"So if I am figuring this right, the power dissipated is 5*0.093=0.465 watts."

The actual power dissipation calculation for a linear voltage regulator is the voltage drop across the regulator times the current. So if the input voltage is 15 vdc then the power loss would be 1 watt (10 X .1). So one way to lower the heat is to keep the input voltage as low as possible, but no lower then the drop out limit specification of the device, 8 volts would be nice.

As far as temperature Vs power dissipation, it is pretty complex but can be expressed mathematically. First the max temp spec is for the silicon chip inside the package, not the external package temperature. A heat sinks effectiveness is based on several things, it's size, how good the heat conduction is between the regulator package and the heat sink, the ambient temperature, etc.

A data sheet for the regulator should cover the topic if you are really interested in the math.

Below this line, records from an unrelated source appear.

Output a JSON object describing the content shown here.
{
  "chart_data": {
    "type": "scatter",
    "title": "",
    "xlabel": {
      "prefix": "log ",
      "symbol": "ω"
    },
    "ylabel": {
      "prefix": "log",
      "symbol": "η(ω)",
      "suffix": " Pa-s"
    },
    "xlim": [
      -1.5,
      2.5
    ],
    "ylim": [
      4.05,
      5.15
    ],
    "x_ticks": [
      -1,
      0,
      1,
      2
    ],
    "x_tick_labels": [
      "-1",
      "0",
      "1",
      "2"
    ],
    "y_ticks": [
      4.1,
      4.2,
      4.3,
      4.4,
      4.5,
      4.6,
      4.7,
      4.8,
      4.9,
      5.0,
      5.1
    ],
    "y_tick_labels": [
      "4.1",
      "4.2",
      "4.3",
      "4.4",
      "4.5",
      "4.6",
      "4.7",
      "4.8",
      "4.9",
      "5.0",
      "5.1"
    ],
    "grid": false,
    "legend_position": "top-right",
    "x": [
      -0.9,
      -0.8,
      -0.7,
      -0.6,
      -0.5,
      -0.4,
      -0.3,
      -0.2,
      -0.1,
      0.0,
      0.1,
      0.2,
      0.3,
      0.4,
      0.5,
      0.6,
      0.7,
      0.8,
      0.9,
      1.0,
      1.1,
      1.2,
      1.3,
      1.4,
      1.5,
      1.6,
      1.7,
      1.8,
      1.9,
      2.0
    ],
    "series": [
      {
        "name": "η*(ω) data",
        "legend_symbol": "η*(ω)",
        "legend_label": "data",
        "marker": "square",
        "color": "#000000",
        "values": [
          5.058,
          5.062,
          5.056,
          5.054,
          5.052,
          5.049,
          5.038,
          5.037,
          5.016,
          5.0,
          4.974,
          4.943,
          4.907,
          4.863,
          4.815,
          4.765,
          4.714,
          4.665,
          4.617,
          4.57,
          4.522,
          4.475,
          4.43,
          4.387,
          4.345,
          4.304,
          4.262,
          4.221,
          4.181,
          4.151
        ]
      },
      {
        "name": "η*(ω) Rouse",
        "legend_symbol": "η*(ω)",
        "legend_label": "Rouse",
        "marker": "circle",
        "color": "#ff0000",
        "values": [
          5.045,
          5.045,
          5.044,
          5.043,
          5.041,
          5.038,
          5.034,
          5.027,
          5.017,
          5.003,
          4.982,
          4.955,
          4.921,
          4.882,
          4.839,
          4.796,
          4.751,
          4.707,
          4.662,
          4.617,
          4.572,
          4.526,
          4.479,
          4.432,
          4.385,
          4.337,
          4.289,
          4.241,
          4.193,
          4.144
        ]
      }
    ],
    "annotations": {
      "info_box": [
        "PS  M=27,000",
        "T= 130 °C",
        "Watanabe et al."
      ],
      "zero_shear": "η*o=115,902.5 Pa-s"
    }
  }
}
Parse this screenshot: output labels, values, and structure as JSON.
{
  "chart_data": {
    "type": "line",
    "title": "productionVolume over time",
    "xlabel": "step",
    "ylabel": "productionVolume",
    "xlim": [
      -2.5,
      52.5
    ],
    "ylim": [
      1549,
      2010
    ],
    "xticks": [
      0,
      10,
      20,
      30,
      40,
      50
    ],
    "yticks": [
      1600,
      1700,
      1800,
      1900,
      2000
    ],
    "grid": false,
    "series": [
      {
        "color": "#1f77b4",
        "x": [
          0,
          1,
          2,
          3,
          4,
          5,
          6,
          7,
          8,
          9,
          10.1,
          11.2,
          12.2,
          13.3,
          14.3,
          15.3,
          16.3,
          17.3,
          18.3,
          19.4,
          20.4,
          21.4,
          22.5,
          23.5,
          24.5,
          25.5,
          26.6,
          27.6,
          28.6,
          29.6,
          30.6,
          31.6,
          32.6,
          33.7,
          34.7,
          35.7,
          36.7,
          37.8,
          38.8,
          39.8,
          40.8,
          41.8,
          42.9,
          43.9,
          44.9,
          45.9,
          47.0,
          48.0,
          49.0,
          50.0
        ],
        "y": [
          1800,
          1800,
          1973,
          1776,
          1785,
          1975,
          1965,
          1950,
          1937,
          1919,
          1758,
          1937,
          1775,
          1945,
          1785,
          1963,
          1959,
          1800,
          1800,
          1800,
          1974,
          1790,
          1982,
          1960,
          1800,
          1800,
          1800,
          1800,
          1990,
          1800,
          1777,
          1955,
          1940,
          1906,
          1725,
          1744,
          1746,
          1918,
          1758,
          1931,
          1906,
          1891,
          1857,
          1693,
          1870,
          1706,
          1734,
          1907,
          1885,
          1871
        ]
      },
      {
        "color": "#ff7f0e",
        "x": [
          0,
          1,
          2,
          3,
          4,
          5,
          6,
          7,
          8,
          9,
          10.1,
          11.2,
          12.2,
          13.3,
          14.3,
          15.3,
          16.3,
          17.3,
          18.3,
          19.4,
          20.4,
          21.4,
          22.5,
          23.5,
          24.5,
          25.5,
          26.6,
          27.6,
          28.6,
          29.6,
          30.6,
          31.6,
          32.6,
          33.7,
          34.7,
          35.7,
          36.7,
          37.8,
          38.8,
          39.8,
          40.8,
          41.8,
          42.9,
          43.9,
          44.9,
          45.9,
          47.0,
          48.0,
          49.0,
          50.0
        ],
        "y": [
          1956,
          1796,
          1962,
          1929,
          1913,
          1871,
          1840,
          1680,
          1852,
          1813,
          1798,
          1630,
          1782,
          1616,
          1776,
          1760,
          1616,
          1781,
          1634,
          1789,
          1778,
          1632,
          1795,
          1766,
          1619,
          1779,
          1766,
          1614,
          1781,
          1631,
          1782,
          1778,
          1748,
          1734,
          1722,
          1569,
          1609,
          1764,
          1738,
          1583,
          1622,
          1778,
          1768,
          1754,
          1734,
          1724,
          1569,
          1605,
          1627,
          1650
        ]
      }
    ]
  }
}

Of all semi-conductors, linear voltage regulators are the one we usually don't worry too much about because they usually have internal protection circuitry that turns off the current flow if the temperature or current draw goes over specification.

So other then lowering the input voltage if possible, I wouldn't worry to much about it. If the heat really bothers you, or you are planning to use battery power then consider using a switching voltage regulator, they are much more effecient and therefore produce less heat for the same current draw.